第7章 situation
そんなこんなで午後4時に差し掛かりつつあった。
私たちは普段から昼食も夕食もない。
お腹がすいたら適当に摘むだけ。
だからとりあえずカフェに寄って、
夜遅くにお腹すいてたらどこか行こうということにした。
「私の両親て、私が小さい頃から、
結婚して子供産めとか言わなかったんだ」
私はアイスラテをストローでかき混ぜながら言った。
「でも、将来はちゃんとした仕事を持つようには言われてた。
たとえば、医者とか教師とかね…」
「へえ。似合いそうっ。」
「私が小説家になりたいと言えば記者になれと言われ、野良猫を世話したいと言えば獣医になれと言われ、モデルと言えばキャスター…

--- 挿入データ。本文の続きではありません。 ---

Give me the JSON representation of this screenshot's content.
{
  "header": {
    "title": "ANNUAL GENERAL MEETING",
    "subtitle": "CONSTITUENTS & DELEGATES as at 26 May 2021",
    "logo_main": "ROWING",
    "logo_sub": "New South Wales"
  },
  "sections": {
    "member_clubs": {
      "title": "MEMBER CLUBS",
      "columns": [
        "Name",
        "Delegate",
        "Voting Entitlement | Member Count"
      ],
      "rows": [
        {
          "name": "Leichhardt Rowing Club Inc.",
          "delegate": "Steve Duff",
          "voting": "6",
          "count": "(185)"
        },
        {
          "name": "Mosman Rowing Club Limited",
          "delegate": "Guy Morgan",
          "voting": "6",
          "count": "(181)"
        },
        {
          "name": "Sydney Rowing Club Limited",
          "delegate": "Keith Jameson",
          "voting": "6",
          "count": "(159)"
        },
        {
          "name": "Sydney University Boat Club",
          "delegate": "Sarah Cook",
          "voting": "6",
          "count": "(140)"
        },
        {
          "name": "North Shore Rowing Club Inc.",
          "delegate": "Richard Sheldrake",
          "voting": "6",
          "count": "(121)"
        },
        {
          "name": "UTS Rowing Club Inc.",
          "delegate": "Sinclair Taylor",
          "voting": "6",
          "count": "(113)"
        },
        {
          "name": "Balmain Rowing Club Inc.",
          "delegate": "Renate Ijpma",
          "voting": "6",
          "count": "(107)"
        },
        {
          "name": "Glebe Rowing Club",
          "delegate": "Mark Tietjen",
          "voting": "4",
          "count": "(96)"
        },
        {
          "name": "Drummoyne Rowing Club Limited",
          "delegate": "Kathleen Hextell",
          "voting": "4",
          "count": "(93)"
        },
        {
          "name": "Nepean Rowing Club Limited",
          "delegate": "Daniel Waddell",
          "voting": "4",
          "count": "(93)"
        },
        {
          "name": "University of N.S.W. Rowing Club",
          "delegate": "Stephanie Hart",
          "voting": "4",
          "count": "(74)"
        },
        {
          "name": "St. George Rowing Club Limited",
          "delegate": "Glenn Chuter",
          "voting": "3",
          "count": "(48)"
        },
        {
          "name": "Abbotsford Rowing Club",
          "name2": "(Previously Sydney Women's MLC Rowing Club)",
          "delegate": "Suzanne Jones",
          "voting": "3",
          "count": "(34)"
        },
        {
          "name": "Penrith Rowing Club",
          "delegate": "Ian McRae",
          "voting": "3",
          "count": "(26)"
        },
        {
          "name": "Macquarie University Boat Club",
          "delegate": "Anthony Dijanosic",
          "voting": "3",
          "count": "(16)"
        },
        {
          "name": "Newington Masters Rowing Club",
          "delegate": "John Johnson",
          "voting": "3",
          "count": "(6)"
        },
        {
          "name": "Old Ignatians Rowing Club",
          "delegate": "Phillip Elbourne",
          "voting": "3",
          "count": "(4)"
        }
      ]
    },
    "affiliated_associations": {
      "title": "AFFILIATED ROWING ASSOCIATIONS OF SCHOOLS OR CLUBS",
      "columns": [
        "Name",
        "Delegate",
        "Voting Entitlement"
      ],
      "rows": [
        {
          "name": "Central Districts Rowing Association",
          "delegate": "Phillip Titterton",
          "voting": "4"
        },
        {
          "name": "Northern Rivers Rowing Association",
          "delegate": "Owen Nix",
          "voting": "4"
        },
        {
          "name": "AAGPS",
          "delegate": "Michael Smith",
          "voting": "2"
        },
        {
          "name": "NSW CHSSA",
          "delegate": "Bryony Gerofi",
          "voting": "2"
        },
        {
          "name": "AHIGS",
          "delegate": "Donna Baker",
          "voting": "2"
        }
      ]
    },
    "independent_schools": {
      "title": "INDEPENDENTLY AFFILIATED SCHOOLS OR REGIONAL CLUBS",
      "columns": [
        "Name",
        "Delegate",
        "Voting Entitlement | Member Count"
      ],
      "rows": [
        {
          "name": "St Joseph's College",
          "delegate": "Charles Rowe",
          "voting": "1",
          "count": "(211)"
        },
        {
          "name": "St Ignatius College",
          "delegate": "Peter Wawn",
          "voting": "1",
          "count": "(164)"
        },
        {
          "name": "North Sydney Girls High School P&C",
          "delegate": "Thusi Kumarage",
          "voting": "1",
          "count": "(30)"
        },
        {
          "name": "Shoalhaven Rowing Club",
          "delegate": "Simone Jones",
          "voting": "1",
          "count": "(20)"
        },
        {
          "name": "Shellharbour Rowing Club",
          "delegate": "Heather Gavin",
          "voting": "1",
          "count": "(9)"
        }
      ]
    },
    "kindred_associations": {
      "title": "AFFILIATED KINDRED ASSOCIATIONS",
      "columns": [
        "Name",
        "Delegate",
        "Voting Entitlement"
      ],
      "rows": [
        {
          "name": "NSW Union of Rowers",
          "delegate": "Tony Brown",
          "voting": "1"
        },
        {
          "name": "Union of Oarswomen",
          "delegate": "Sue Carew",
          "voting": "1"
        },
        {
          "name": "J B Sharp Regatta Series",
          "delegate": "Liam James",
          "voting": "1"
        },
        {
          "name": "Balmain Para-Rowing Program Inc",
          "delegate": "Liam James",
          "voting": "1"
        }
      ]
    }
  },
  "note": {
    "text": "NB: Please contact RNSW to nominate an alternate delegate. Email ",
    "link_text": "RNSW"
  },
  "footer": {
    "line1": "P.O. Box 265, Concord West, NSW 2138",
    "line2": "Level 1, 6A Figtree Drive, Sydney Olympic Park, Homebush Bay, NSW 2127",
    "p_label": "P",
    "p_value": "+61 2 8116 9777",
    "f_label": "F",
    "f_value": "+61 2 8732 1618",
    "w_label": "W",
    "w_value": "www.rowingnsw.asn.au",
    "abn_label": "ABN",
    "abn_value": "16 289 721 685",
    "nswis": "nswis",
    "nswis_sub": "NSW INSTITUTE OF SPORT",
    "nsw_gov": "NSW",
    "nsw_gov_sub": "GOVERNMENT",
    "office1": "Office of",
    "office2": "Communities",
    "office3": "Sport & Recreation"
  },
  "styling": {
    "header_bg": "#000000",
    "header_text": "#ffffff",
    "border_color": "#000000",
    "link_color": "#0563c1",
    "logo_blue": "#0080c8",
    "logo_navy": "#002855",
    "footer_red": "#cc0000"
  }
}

私の気まぐれな夢を、親はいつもお金になるものに変えた」
龍ちゃんは伊達メガネをずらしながら噴き出した。
「普通の親なんてそんなもんだよ。
親は子供をいつだって自分の理想にしたい。
それは子供の幸せのためでもあるけれど、どちらかと言うと自分の幸せのためなんだよ。これは人間の本能。誰だって一生自分が一番可愛いんだから。」
何食わぬ顔でそう言い、ストローをくわえた。
その一挙一動がいちいち美しくて女を魅了する武器だと思った。
この男も、自分が一番可愛いんだろうか。
「私はずっと、期待された子供だったの。
長女だったからかもしれない。子供の頃は毎日習い事をさせられてて、嫌なことも嫌だと言えないような子だった。
でも今はもう、随分長いこと家族と会ってない。
早いうちに結婚して子供を産んだ妹に全ての期待が移った感じ。
そういう親の望む普通の生き方ができない私は、見捨てられたんだ」
私は幼い頃から、親の期待に応えることが正しい生き方なのだと信じていた。
なぜか自由気ままにさせている妹にはあまり期待していない感じで、私にばかり厳しかったけど、それで良かったとまで思っていた。
けれど、大人になるにつれて親の望む生き方とはどんどんかけ離れていく私はついに愛想を尽かされ、今ではあの頃と真逆だ。
" どうして普通に生きられないの?!"
普通って何…?
ずっとその疑問が解決しない。
好きに生きることは、普通ではないのだろうか。